Mohon tunggu...
KOMENTAR
Catatan

Revolusi Ketiga yang Mengubah Manusia

1 April 2010   06:24 Diperbarui: 26 Juni 2015   17:03 263 0
Apakah makna kehidupan? Apakah hakikat manusia? Pertanyaan itu masih menghantui manusia walaupun mitos dan agama telah lama menjawabnya. Ketika disodori pertanyaan yang terakhir, paleontolog George G Simpson menjawab bahwa semua upaya untuk menjawab pertanyaan itu sebelum tahun 1859 sudah tidak ada gunanya lagi dan oleh karena itu sebaiknya kita abaikan saja.

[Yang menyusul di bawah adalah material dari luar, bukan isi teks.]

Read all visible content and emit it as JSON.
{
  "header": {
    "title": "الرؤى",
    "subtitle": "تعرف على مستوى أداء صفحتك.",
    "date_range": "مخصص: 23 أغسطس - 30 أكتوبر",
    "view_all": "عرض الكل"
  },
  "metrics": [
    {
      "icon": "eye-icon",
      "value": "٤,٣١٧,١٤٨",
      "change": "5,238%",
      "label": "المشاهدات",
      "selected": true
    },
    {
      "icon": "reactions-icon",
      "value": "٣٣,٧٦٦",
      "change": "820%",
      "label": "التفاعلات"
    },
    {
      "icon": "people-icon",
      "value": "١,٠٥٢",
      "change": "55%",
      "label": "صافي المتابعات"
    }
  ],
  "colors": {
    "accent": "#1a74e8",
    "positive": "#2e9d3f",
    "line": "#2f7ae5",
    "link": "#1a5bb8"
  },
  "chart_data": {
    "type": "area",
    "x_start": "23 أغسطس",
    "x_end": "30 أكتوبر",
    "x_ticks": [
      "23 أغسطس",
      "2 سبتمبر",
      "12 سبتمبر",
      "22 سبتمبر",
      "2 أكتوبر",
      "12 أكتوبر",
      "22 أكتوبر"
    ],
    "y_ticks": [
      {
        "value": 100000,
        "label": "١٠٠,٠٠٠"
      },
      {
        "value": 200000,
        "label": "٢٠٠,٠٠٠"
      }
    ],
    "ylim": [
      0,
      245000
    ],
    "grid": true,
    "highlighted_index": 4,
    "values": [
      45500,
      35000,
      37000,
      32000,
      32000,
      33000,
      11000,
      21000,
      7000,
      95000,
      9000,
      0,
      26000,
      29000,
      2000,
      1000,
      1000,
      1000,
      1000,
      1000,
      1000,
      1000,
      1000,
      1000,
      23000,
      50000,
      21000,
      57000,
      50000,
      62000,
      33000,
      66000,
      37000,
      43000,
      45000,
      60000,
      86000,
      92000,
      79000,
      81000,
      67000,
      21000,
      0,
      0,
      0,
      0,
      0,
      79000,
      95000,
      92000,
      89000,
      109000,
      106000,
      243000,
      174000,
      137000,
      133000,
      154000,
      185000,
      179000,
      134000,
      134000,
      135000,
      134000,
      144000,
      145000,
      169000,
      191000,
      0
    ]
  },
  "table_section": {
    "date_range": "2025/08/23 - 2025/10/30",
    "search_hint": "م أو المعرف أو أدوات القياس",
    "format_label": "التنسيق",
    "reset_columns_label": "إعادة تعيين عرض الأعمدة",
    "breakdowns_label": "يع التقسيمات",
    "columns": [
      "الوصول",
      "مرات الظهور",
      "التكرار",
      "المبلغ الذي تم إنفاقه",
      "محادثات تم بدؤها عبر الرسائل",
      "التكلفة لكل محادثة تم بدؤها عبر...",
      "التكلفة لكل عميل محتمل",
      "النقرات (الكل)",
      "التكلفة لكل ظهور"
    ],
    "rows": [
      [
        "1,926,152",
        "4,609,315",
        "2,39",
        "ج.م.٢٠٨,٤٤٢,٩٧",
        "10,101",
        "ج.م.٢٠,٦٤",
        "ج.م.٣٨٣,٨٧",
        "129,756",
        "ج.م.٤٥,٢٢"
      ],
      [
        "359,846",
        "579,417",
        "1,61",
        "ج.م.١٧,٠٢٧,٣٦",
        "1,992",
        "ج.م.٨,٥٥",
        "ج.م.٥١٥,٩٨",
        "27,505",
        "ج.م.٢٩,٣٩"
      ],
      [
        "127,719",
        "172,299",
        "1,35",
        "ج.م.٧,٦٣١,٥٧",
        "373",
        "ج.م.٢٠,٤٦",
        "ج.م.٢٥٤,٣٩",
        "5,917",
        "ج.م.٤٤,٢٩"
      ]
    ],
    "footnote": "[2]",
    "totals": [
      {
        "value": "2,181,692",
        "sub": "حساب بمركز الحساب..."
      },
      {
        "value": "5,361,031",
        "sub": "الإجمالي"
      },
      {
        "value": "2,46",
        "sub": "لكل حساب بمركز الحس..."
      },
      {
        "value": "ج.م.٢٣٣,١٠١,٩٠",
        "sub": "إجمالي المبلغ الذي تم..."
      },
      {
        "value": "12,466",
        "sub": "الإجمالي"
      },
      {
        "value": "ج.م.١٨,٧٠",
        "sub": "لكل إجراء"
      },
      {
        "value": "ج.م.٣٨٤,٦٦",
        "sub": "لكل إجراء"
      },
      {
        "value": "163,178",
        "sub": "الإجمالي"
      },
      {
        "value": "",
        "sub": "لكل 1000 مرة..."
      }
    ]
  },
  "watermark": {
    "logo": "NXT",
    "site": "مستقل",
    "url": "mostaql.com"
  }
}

Jawaban yang dimaksud oleh Simpson tersirat di dalam On the Origin of Species yang terbit tahun 1859 dan terjemahan dalam bahasa Indonesia diterbitkan oleh Ikon (2002) dan Yayasan Obor Indonesia/YOI (2003). Tersurat sebagai proses asal-usul spesies, buku ini telah mengubah cara pandang manusia terhadap dirinya.

Semula manusia mengira dirinya sosok biologis adiluhung yang muncul sontak terencana secara gaib, lalu berubah menjadi hasil proses algoritmik tanpa rancangan dan tanpa tujuan, sama seperti tumbuhan dan binatang lain.

Pergeseran itu termasuk gelombang ketiga revolusi cara manusia memandang dirinya dan alam selebihnya. Revolusi pertama datang abad ke-12 lewat Renaisans. Gelombang ini mengalihkan perhatian manusia dari alam gaib ke alam nyata. Lewat Summa Theologica, Thomas Aquinas mencoba menjembatani dua dunia itu supaya alam gaib tetap dipedulikan oleh masyarakat.

Gelombang kedua melanda sejak abad ke-16 ketika Copernicus memperkenalkan paradigma heliosentris, lalu disusul gerakan menolak tafsir harfiah kitab suci untuk menjelaskan manusia dan alam selebihnya. Pergeseran ini dilawan dengan kreasionisme yang berusaha memperlihatkan kesetiaan teks kitab suci dengan dunia sehari-hari. Pada tahun 1650 kreasionis pernah memastikan alam semesta muncul sekejap pada hari Minggu, 23 Oktober 4004 SM, pukul 09.00 berdasarkan jumlah hari dalam kitab suci.

Pada tahun 1802 William Paley memperluas jangkauan kreasionisme ke biologi lewat Natural Theology. Ia menekankan bahwa wujud organisme abadi sejak tercipta sampai kiamat. Argumen Paley dibantah oleh JB Lamarck dalam Philosophie Zoologique (1809). Ia berpendapat wujud organisme berubah seturut waktu akibat pengaruh lingkungan yang diwariskan turun-temurun.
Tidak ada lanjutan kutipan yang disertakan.